Valadon’s artistic exploration of the female form begins tentatively, with spare sketches and etchings. Encouraged by Edgar Dégas, she turned her eye towards the women surrounding her, must notably her maid Louise, whom she captured in a series of nudes. These early drawings are severe, with the subject engaged in intricate, demanding poses that betray an unexpected lack of sympathy from the model turned artist. However, viewers can delight in Valadon’s progression from these aloof nudes to more lively renditions of everyday scenes involving women and children. Highlights include the dynamic, swooping bather of Marie Bathing with Sponge; the charming, gesturally rich Children Dressing in the Garden; the tender sketches of her son, Maurice Utrillo. 


Suzanne Valadon. Nude Sitting on a Sofa, 1916. The Weisman & Michel Collection. © 2021 Artist Rights Society (ARS), New York)
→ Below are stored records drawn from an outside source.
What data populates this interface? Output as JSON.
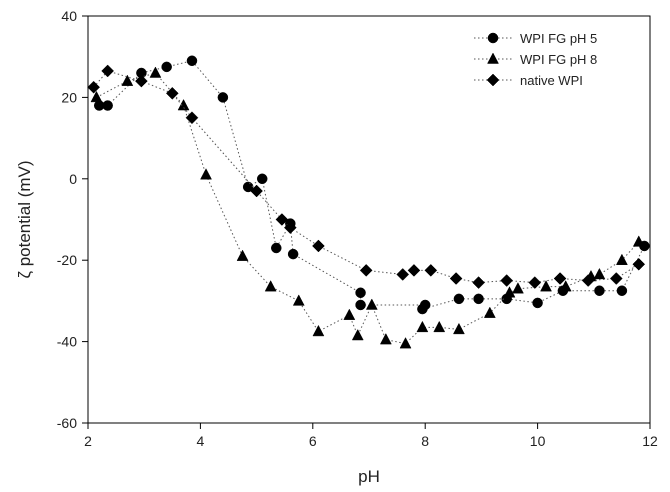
{
  "chart_data": {
    "type": "scatter",
    "xlabel": "pH",
    "ylabel": "ζ potential (mV)",
    "xlim": [
      2,
      12
    ],
    "ylim": [
      -60,
      40
    ],
    "xticks": [
      2,
      4,
      6,
      8,
      10,
      12
    ],
    "yticks": [
      -60,
      -40,
      -20,
      0,
      20,
      40
    ],
    "grid": false,
    "legend_position": "top-right",
    "series": [
      {
        "name": "WPI FG pH 5",
        "marker": "circle",
        "line": "dotted",
        "color": "#000000",
        "points": [
          [
            2.2,
            18
          ],
          [
            2.35,
            18
          ],
          [
            2.95,
            26
          ],
          [
            3.4,
            27.5
          ],
          [
            3.85,
            29
          ],
          [
            4.4,
            20
          ],
          [
            4.85,
            -2
          ],
          [
            5.1,
            0
          ],
          [
            5.35,
            -17
          ],
          [
            5.6,
            -11
          ],
          [
            5.65,
            -18.5
          ],
          [
            6.85,
            -28
          ],
          [
            6.85,
            -31
          ],
          [
            8.0,
            -31
          ],
          [
            7.95,
            -32
          ],
          [
            8.6,
            -29.5
          ],
          [
            8.95,
            -29.5
          ],
          [
            9.45,
            -29.5
          ],
          [
            10.0,
            -30.5
          ],
          [
            10.45,
            -27.5
          ],
          [
            11.1,
            -27.5
          ],
          [
            11.5,
            -27.5
          ],
          [
            11.9,
            -16.5
          ]
        ]
      },
      {
        "name": "WPI FG pH 8",
        "marker": "triangle",
        "line": "dotted",
        "color": "#000000",
        "points": [
          [
            2.15,
            20
          ],
          [
            2.7,
            24
          ],
          [
            3.2,
            26
          ],
          [
            3.7,
            18
          ],
          [
            4.1,
            1
          ],
          [
            4.75,
            -19
          ],
          [
            5.25,
            -26.5
          ],
          [
            5.75,
            -30
          ],
          [
            6.1,
            -37.5
          ],
          [
            6.65,
            -33.5
          ],
          [
            6.8,
            -38.5
          ],
          [
            7.05,
            -31
          ],
          [
            7.3,
            -39.5
          ],
          [
            7.65,
            -40.5
          ],
          [
            7.95,
            -36.5
          ],
          [
            8.25,
            -36.5
          ],
          [
            8.6,
            -37
          ],
          [
            9.15,
            -33
          ],
          [
            9.5,
            -28
          ],
          [
            9.65,
            -27
          ],
          [
            10.15,
            -26.5
          ],
          [
            10.5,
            -26.5
          ],
          [
            10.95,
            -24
          ],
          [
            11.1,
            -23.5
          ],
          [
            11.5,
            -20
          ],
          [
            11.8,
            -15.5
          ]
        ]
      },
      {
        "name": "native WPI",
        "marker": "diamond",
        "line": "dotted",
        "color": "#000000",
        "points": [
          [
            2.1,
            22.5
          ],
          [
            2.35,
            26.5
          ],
          [
            2.95,
            24
          ],
          [
            3.5,
            21
          ],
          [
            3.85,
            15
          ],
          [
            5.0,
            -3
          ],
          [
            5.45,
            -10
          ],
          [
            5.6,
            -12
          ],
          [
            6.1,
            -16.5
          ],
          [
            6.95,
            -22.5
          ],
          [
            7.6,
            -23.5
          ],
          [
            7.8,
            -22.5
          ],
          [
            8.1,
            -22.5
          ],
          [
            8.55,
            -24.5
          ],
          [
            8.95,
            -25.5
          ],
          [
            9.45,
            -25
          ],
          [
            9.95,
            -25.5
          ],
          [
            10.4,
            -24.5
          ],
          [
            10.9,
            -25
          ],
          [
            11.4,
            -24.5
          ],
          [
            11.8,
            -21
          ]
        ]
      }
    ]
  }
}
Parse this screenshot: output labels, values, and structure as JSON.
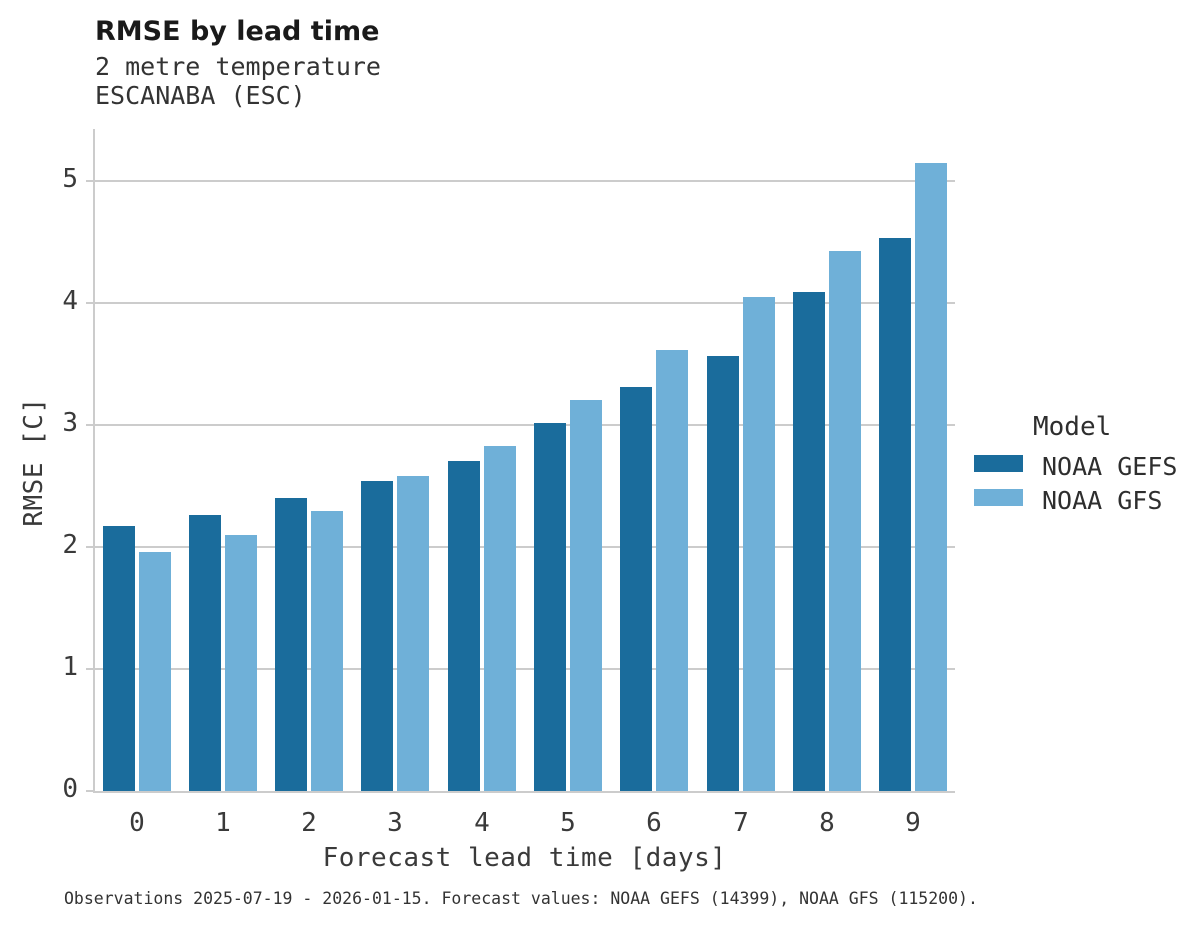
{
  "header": {
    "title": "RMSE by lead time",
    "subtitle_variable": "2 metre temperature",
    "subtitle_station": "ESCANABA (ESC)"
  },
  "legend": {
    "title": "Model",
    "items": [
      {
        "label": "NOAA GEFS",
        "color": "#1a6c9c"
      },
      {
        "label": "NOAA GFS",
        "color": "#6fb0d8"
      }
    ]
  },
  "footer": {
    "note": "Observations 2025-07-19 - 2026-01-15. Forecast values: NOAA GEFS (14399), NOAA GFS (115200)."
  },
  "colors": {
    "gefs_dark_blue": "#1a6c9c",
    "gfs_light_blue": "#6fb0d8",
    "grid_gray": "#cccccc",
    "text_dark": "#333333"
  },
  "chart_data": {
    "type": "bar",
    "title": "RMSE by lead time",
    "subtitle": [
      "2 metre temperature",
      "ESCANABA (ESC)"
    ],
    "xlabel": "Forecast lead time [days]",
    "ylabel": "RMSE [C]",
    "categories": [
      "0",
      "1",
      "2",
      "3",
      "4",
      "5",
      "6",
      "7",
      "8",
      "9"
    ],
    "series": [
      {
        "name": "NOAA GEFS",
        "color": "#1a6c9c",
        "values": [
          2.17,
          2.26,
          2.4,
          2.54,
          2.71,
          3.02,
          3.31,
          3.57,
          4.09,
          4.54
        ]
      },
      {
        "name": "NOAA GFS",
        "color": "#6fb0d8",
        "values": [
          1.96,
          2.1,
          2.3,
          2.58,
          2.83,
          3.21,
          3.62,
          4.05,
          4.43,
          5.15
        ]
      }
    ],
    "ylim": [
      0,
      5.43
    ],
    "yticks": [
      0,
      1,
      2,
      3,
      4,
      5
    ],
    "grid": true,
    "legend_title": "Model",
    "legend_position": "right"
  }
}
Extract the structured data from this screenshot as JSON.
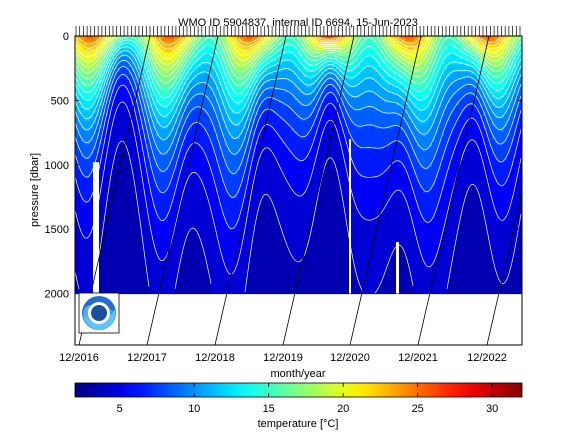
{
  "chart_data": [
    {
      "type": "heatmap",
      "title": "WMO ID 5904837, internal ID 6694, 15-Jun-2023",
      "xlabel": "month/year",
      "ylabel": "pressure [dbar]",
      "x_ticks": [
        "12/2016",
        "12/2017",
        "12/2018",
        "12/2019",
        "12/2020",
        "12/2021",
        "12/2022"
      ],
      "y_ticks": [
        0,
        500,
        1000,
        1500,
        2000
      ],
      "ylim": [
        0,
        2400
      ],
      "y_reversed": true,
      "x_range_years": [
        2016.92,
        2022.55
      ],
      "profile_max_pressure": 2000,
      "temperature_surface_range": [
        14,
        24
      ],
      "temperature_deep": 3,
      "isotherm_interval_degC": 1,
      "grid": "vertical lines at x ticks",
      "logo": "NOAA"
    },
    {
      "type": "colorbar",
      "xlabel": "temperature [°C]",
      "ticks": [
        5,
        10,
        15,
        20,
        25,
        30
      ],
      "range": [
        2,
        32
      ],
      "colormap": "jet"
    }
  ]
}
The show introduces Valadon’s nudes with the insistence that these famous works arose mostly by happenstance. A label clarifies that the artist was merely responding to market demands for nude women. Valadon’s lack of erotic interest is apparent throughout, as she renders her subjects washing, grooming, or merely resting. The tone is warm but decidedly unsexy. In works like 1923’s The Two Bathers, the artist works not to titillate but to sympathize. The unflattering squat poses here are a reversal of the show’s opening piece. Valadon is keenly interested in women, but not merely for their bodies. 

Both subjects are fully clothed in the piercing Marie Coca and Her Daughter Gilberte, yet the portrait is by far the most revealing painting in the show. The picture’s ominously tilted floorboards, coupled with Marie’s vacant eyes and slack body, gesture towards a critique of stringent married life. In the same vein, Valadon’s many nudes undress their subjects’ psyche more so than their bodies. By turns, she exposes the trappings of womanhood and alludes to its hidden power. Valadon's art is keenly aware of the pressures women faced, representing them in their most vulnerable physical states. 

Suzanne Valadon

Maria Coca and Her Daughter Gilberte, 1913

Musée des Beaux-Arts de Lyon

Artwork © 2021 Artists Rights Society (ARS), New York

Image © DeA Picture Library / Art Resource, NY


Not to diminish Valadon's genius, much of her technical acuity can be attributed to her close relationships with other artists. Valadon learnt by observing artists in action (first her clients and then her peers), and references abound in her work. Her affinity for patterns and textures recalls Matisse; her love of flat colors and nature motifs hint at Gauguin; we even catch a whiff of Soutine in the exquisite Still Life with Drapery and Bouquet. With this stylistic agility, Valadon often finds herself grouped with her most eminent male contemporaries. In her lifetime, Valadon habitually turned down group shows with women, a decision that testifies to her self–assurance in the boys’ club of modern art. 

Yet, despite her critical stature, Valadon’s work is often misread or neglected in the popular imagination. In her later years, she increasingly found herself a footnote to her son’s artistic accomplishments. With this historical awareness, the exhibition glosses over the details of the artist's biography, particularly where it concerns her son. But this reluctance to discuss Valadon’s relationships with men leaves much to be desired.For the artist who so sharply rendered the doldrums of motherhood in Marie Coca and Her Daughter Gilberte, surely her relationship to her son was formative. The viewer is left itching for a more complete portrait of mother and son—a desire that holds true for the other men in Valadon’s life. In brushing over her relationships, the exhibition obscures Valadon’s power as an agent. Yet we can have faith that as a breadwinner and an artist, Valadon was always in control.